The prediction made in the previous section take into account uncertainties due to the fact that a Gaussian process is stochastic but it doesn’t take into account any uncertainties in the values of the hyperparameters. This won’t matter if the hyperparameters are very well constrained by the data but in this case, many of the parameters are actually poorly constrained. To take this effect into account, we can apply prior probability functions to the hyperparameters and marginalize using Markov chain Monte Carlo (MCMC). To do this, we’ll use the emcee package.

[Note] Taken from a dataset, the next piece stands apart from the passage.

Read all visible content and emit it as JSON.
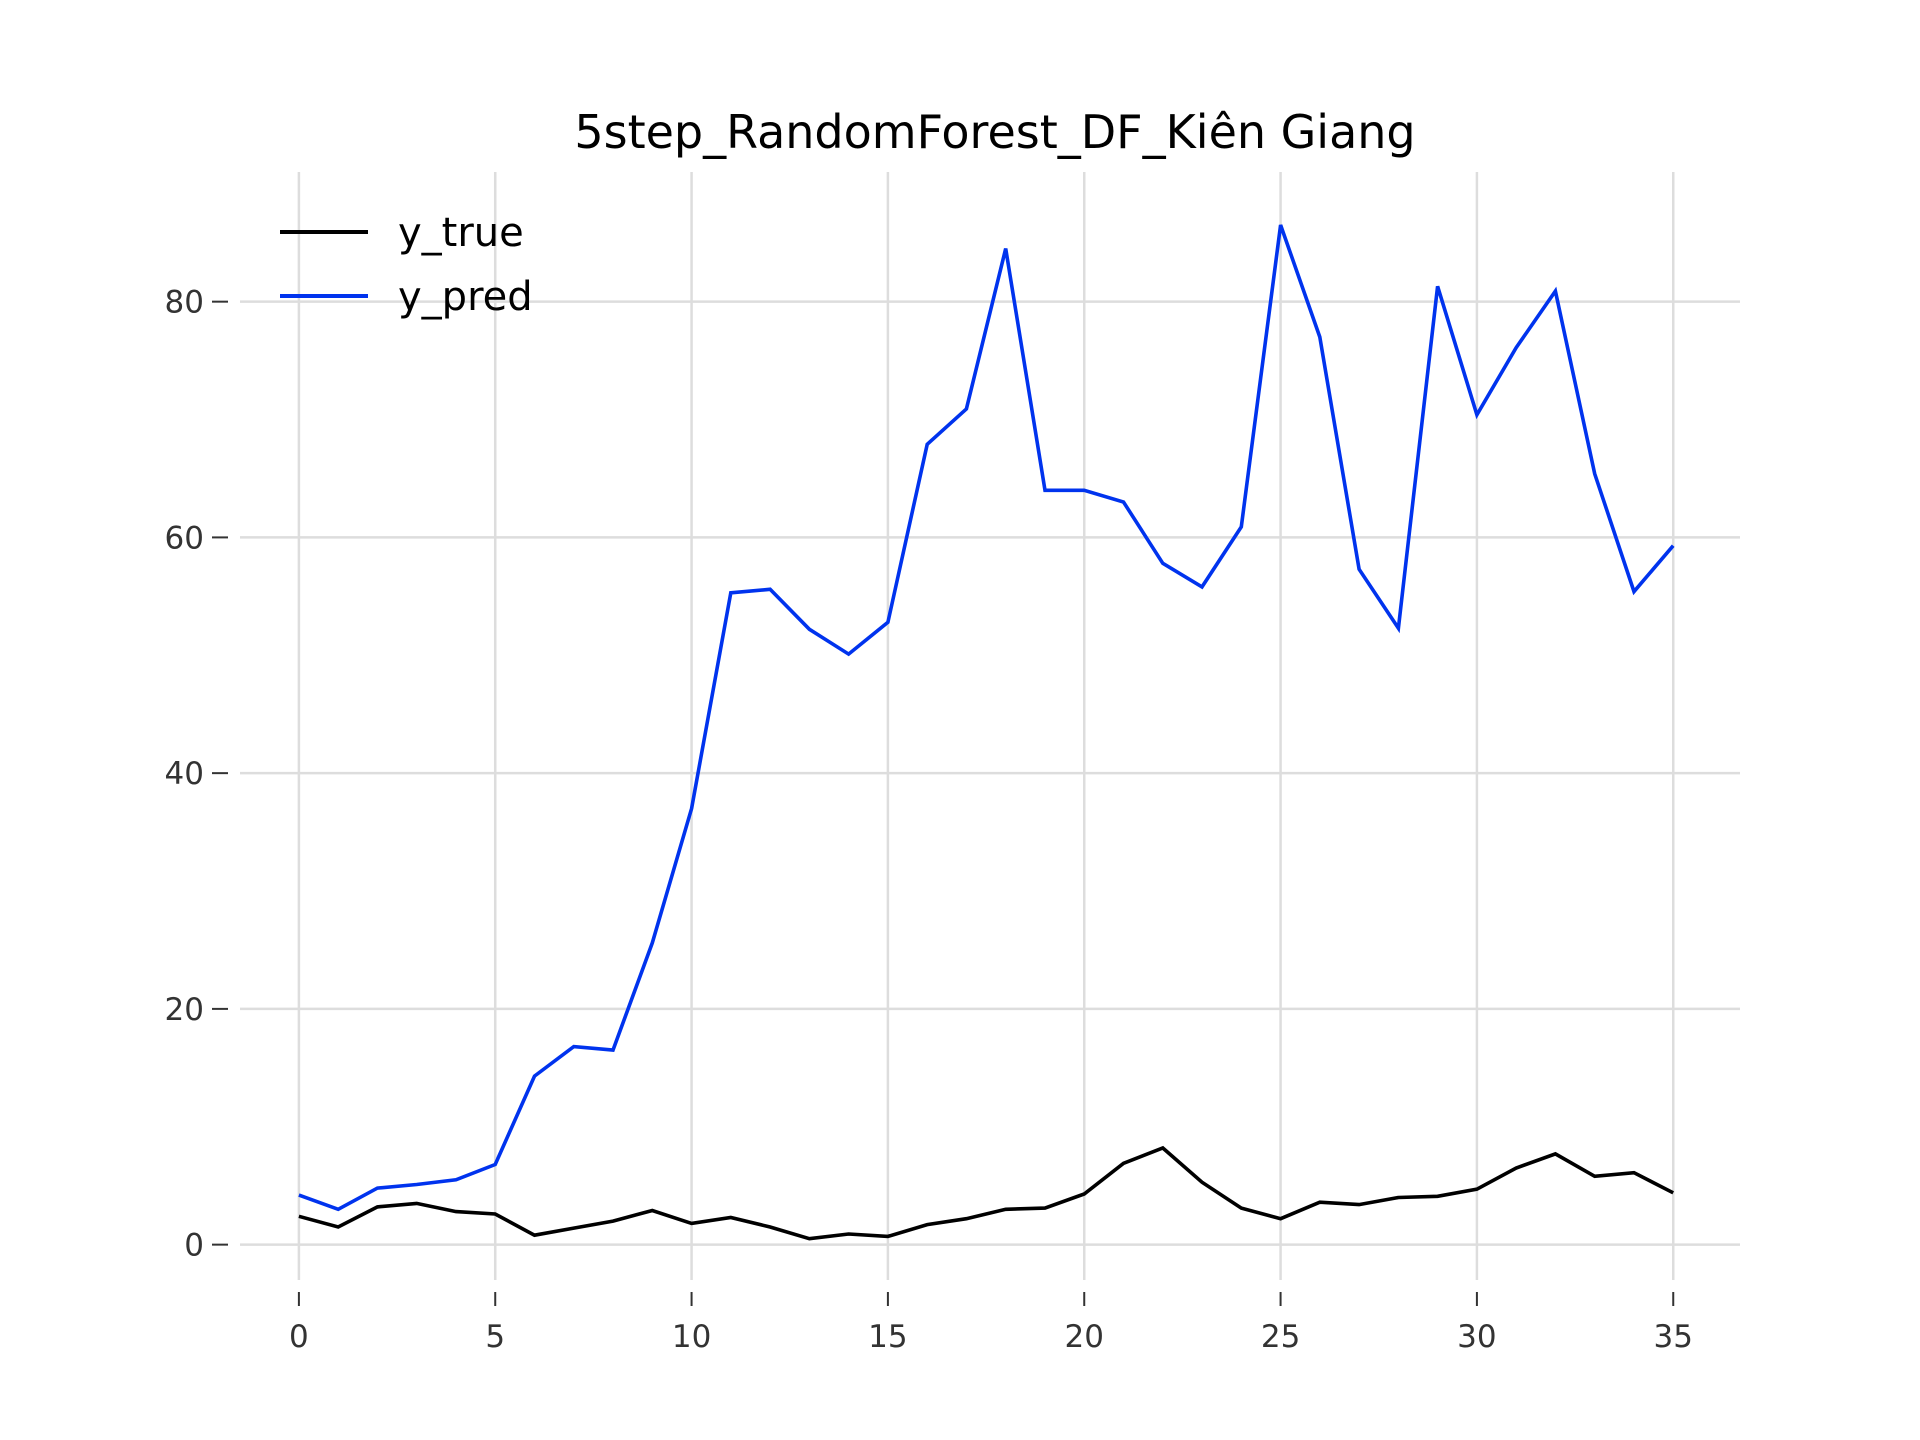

First, we define the probabilistic model:

```
def lnprob(p):
# Trivial uniform prior.
if np.any((-100 > p[1:]) + (p[1:] > 100)):
return -np.inf
# Update the kernel and compute the lnlikelihood.
gp.set_parameter_vector(p)
return gp.lnlikelihood(y, quiet=True)
```

In this function, we’ve applied a prior on every parameter that is
uniform between -100 and 100 for every parameter. In real life, you
should probably use something more intelligent but this will work for
this problem. The quiet argument in the call to `GP.lnlikelihood()`

means that that function will return `-numpy.inf`

if the kernel is
invalid or if there are any linear algebra errors (otherwise it would
raise an exception).

Then, we run the sampler (this will probably take a while to run if you want to repeat this analysis):

```
import emcee
gp.compute(t)
# Set up the sampler.
nwalkers, ndim = 36, len(gp)
sampler = emcee.EnsembleSampler(nwalkers, ndim, lnprob)
# Initialize the walkers.
p0 = gp.get_parameter_vector() + 1e-4 * np.random.randn(nwalkers, ndim)
print("Running burn-in")
p0, _, _ = sampler.run_mcmc(p0, 200)
print("Running production chain")
sampler.run_mcmc(p0, 200);
```

```
Running burn-in
Running production chain
```

After this run, you can plot 50 samples from the marginalized predictive probability distribution:

```
x = np.linspace(max(t), 2025, 250)
for i in range(50):
# Choose a random walker and step.
w = np.random.randint(sampler.chain.shape[0])
n = np.random.randint(sampler.chain.shape[1])
gp.set_parameter_vector(sampler.chain[w, n])
# Plot a single sample.
pl.plot(x, gp.sample_conditional(y, x), "g", alpha=0.1)
pl.plot(t, y, ".k")
pl.xlim(t.min(), 2025)
pl.xlabel("year")
pl.ylabel("CO$_2$ in ppm");
```

```
/Users/dforeman/research/projects/george/george/utils.py:30: RuntimeWarning: covariance is not positive-semidefinite.
samples = np.random.multivariate_normal(mean, matrix, N)
```

Comparing this to the same figure in the previous section, you’ll notice that the error bars on the prediction are now substantially larger than before. This is because we are now considering all the predictions that are consistent with the data, not just the “best” prediction. In general, even though it requires much more computation, it is more conservative (and honest) to take all these sources of uncertainty into account.